Despite the success that numerous cancers of the breast organizations had in spreading awareness, the ailment was still being viewed as a problem just for the elderly. This resulted in a tremendous section of the population wasn’t being exposed to the detection methods and preventive lifestyle changes that can save lives.

Keep-A-Breast, whose mission is “to empower younger people all over the world with breast health education and support,” has started to bridge the gap by reaching young people in another way. Teens are researching breast cancer risks at one among their most favorite summer events.
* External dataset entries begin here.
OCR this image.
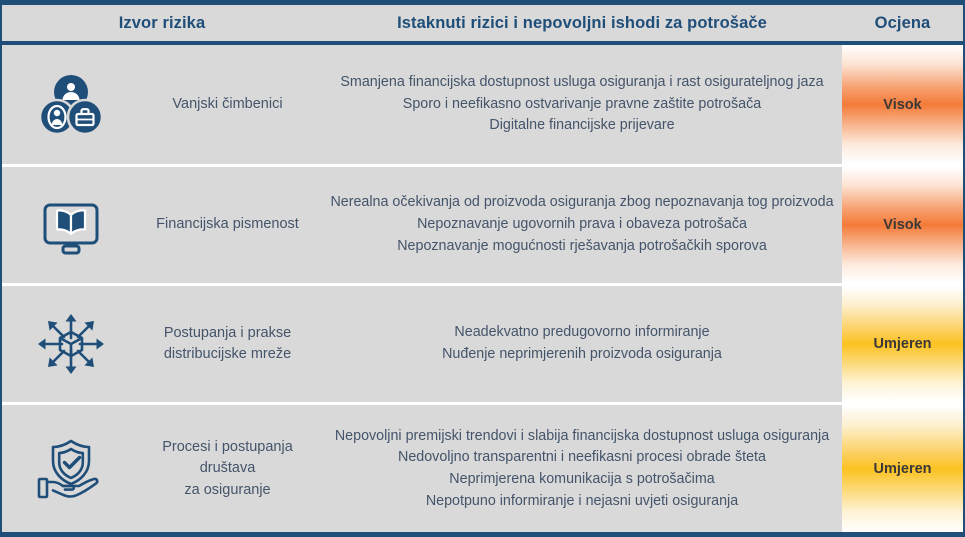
Izvor rizika	Istaknuti rizici i nepovoljni ishodi za potrošače	Ocjena
Vanjski čimbenici
Smanjena financijska dostupnost usluga osiguranja i rast osigurateljnog jaza
Sporo i neefikasno ostvarivanje pravne zaštite potrošača
Digitalne financijske prijevare
Visok
Financijska pismenost
Nerealna očekivanja od proizvoda osiguranja zbog nepoznavanja tog proizvoda
Nepoznavanje ugovornih prava i obaveza potrošača
Nepoznavanje mogućnosti rješavanja potrošačkih sporova
Visok
Postupanja i prakse
distribucijske mreže
Neadekvatno predugovorno informiranje
Nuđenje neprimjerenih proizvoda osiguranja
Umjeren
Procesi i postupanja društava
za osiguranje
Nepovoljni premijski trendovi i slabija financijska dostupnost usluga osiguranja
Nedovoljno transparentni i neefikasni procesi obrade šteta
Neprimjerena komunikacija s potrošačima
Nepotpuno informiranje i nejasni uvjeti osiguranja
Umjeren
The Vans Warped Tour can be a music festival containing traveled everywhere in the U . S . each summer over the past 21 years. Over 500,000 kids attend, spending the day watching performances and visiting booths. For 10 years, one of several attractions is Keep-A-Breast’s Traveling Education Booth, where volunteers speak 19dexhpky youth and present information about cancer of the breast and preventive tips. KAB says, “The patent a product brings breast cancer education to young people on their own turf.” By changing the way they reach people, Keep-A-Breast has brought life-saving information to some population that was being left out of your conversation.

As we work to solve the world’s most pressing social problems, it’s crucial that you know that innovation is just not limited to tech startups and wealthy corporations. What all of these organizations share is a new idea, a whole new means of doing things. They investigated instances and resources they had and asked, “How can we do more?”

For older nonprofits, it can be especially tempting to keep with the well-trodden path, but a fresh approach can lead to huge progress. You don’t must create a new road so that you can “take the path less traveled.” You just need to spot the path and pursue it.

Every day, social impact organizations are coming up with and scaling new strategies to the world’s toughest challenges. We hope you’ll join us on the Collaborative and Classy Awards in Boston in June to showcase and share innovations such as these.